Enfin, nous cherchons à stimuler l’utilisation productive de l’énergie. Nos agents identifient des entrepreneurs artisans qui pourraient bénéficier d’équipements électriques pour améliorer leurs activités. Par exemple, dans le village d’Alana, nous accompagnons un boulanger à financer un pétrin électrique, et nous faisons de même pour d’autres métiers comme la soudure ou la vulcanisation (traitement du caoutchouc). Ce type de projet favorise le développement économique tout en augmentant la consommation énergétique, essentielle pour la viabilité des mini-centrales.

Comment le Sénégal se positionne-t-il dans le domaine des énergies renouvelables et quelles sont les perspectives ?

Le Sénégal est un leader en Afrique de l’Ouest dans le domaine de l’énergie solaire. En juillet 2023, le Sénégal a signé un partenariat appelé « Just Energy Transition Partnerships » (JETP) avec la France, l’Allemagne, le Royaume-Uni, le Canada et l’Union européenne. Dans ce contexte, le Sénégal s’est engagé à atteindre un taux de 40% des énergies renouvelables dans sa politique de mix énergétique d’ici 2030.

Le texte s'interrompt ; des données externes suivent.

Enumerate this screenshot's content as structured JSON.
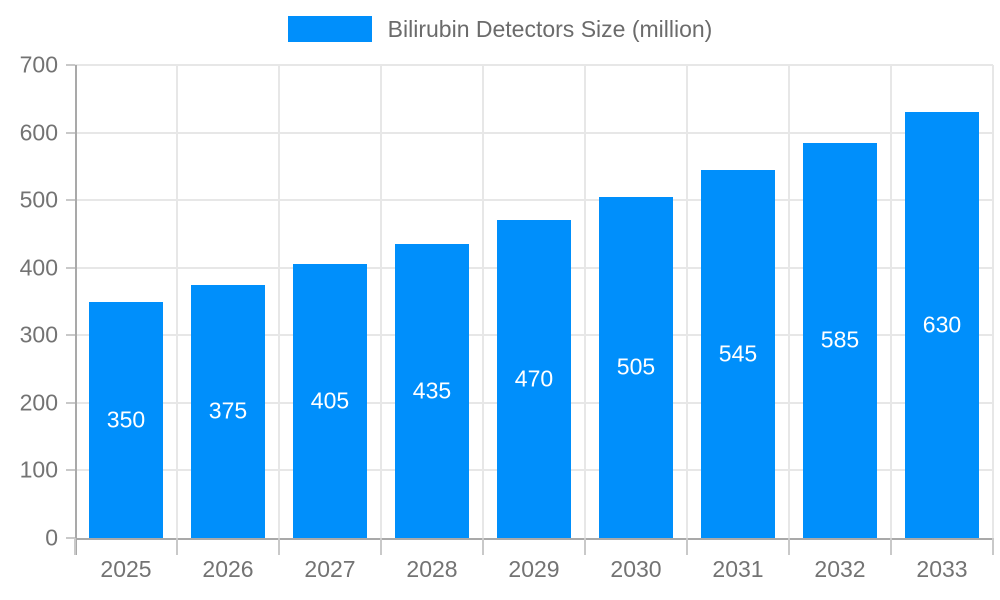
{
  "legend": {
    "label": "Bilirubin Detectors Size (million)"
  },
  "colors": {
    "bar": "#008FFB",
    "bar_label": "#ffffff",
    "grid": "#e7e7e7",
    "axis": "#a9a9a9",
    "tick": "#c9c9c9",
    "axis_label": "#737373",
    "legend_text": "#6b6b6b",
    "background": "#ffffff"
  },
  "chart_data": {
    "type": "bar",
    "title": "Bilirubin Detectors Size (million)",
    "categories": [
      "2025",
      "2026",
      "2027",
      "2028",
      "2029",
      "2030",
      "2031",
      "2032",
      "2033"
    ],
    "values": [
      350,
      375,
      405,
      435,
      470,
      505,
      545,
      585,
      630
    ],
    "bar_labels": [
      "350",
      "375",
      "405",
      "435",
      "470",
      "505",
      "545",
      "585",
      "630"
    ],
    "xlabel": "",
    "ylabel": "",
    "ylim": [
      0,
      700
    ],
    "yticks": [
      0,
      100,
      200,
      300,
      400,
      500,
      600,
      700
    ],
    "grid": true,
    "legend_position": "top",
    "bar_width_fraction": 0.72
  }
}
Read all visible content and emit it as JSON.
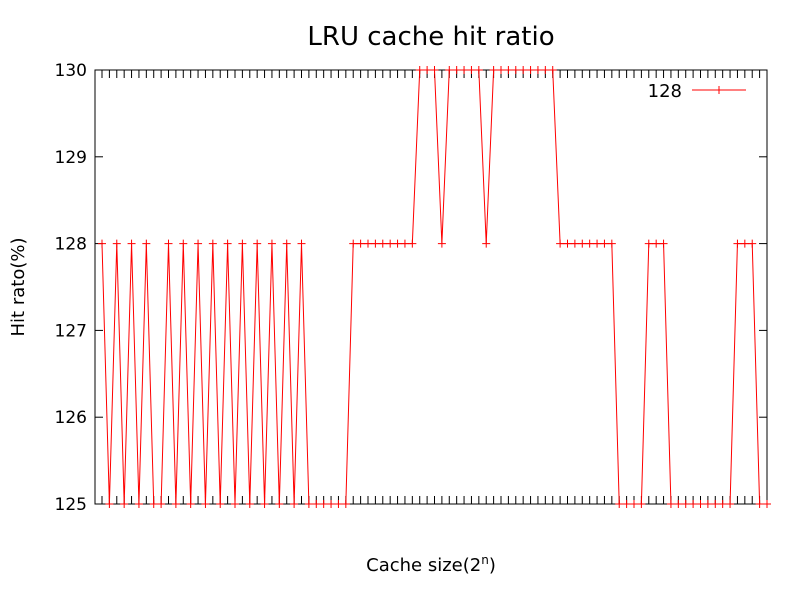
{
  "chart_data": {
    "type": "line",
    "title": "LRU cache hit ratio",
    "xlabel": "Cache size(2",
    "xlabel_superscript": "n",
    "xlabel_suffix": ")",
    "ylabel": "Hit rato(%)",
    "ylim": [
      125,
      130
    ],
    "yticks": [
      125,
      126,
      127,
      128,
      129,
      130
    ],
    "grid": false,
    "legend_position": "top-right",
    "colors": {
      "series": "#ff0000",
      "axis": "#000000"
    },
    "series": [
      {
        "name": "128",
        "values": [
          128,
          125,
          128,
          125,
          128,
          125,
          128,
          125,
          125,
          128,
          125,
          128,
          125,
          128,
          125,
          128,
          125,
          128,
          125,
          128,
          125,
          128,
          125,
          128,
          125,
          128,
          125,
          128,
          125,
          125,
          125,
          125,
          125,
          125,
          128,
          128,
          128,
          128,
          128,
          128,
          128,
          128,
          128,
          130,
          130,
          130,
          128,
          130,
          130,
          130,
          130,
          130,
          128,
          130,
          130,
          130,
          130,
          130,
          130,
          130,
          130,
          130,
          128,
          128,
          128,
          128,
          128,
          128,
          128,
          128,
          125,
          125,
          125,
          125,
          128,
          128,
          128,
          125,
          125,
          125,
          125,
          125,
          125,
          125,
          125,
          125,
          128,
          128,
          128,
          125,
          125
        ]
      }
    ]
  }
}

De nombreux pays viennent s’inspirer de notre modèle. Grâce à la baisse des coûts des panneaux solaires et aux avancées technologiques du stockage, le solaire devient de plus en plus compétitif, notamment pour les zones rurales et isolées.

Pour les villes, nous travaillons sur des kits solaires résidentiels installés sur les toits pour répondre aux besoins énergétiques en journée. Nous investissons également dans le recyclage des batteries, une initiative encore rare en Afrique, mais essentielle pour limiter l’impact environnemental de ces technologies.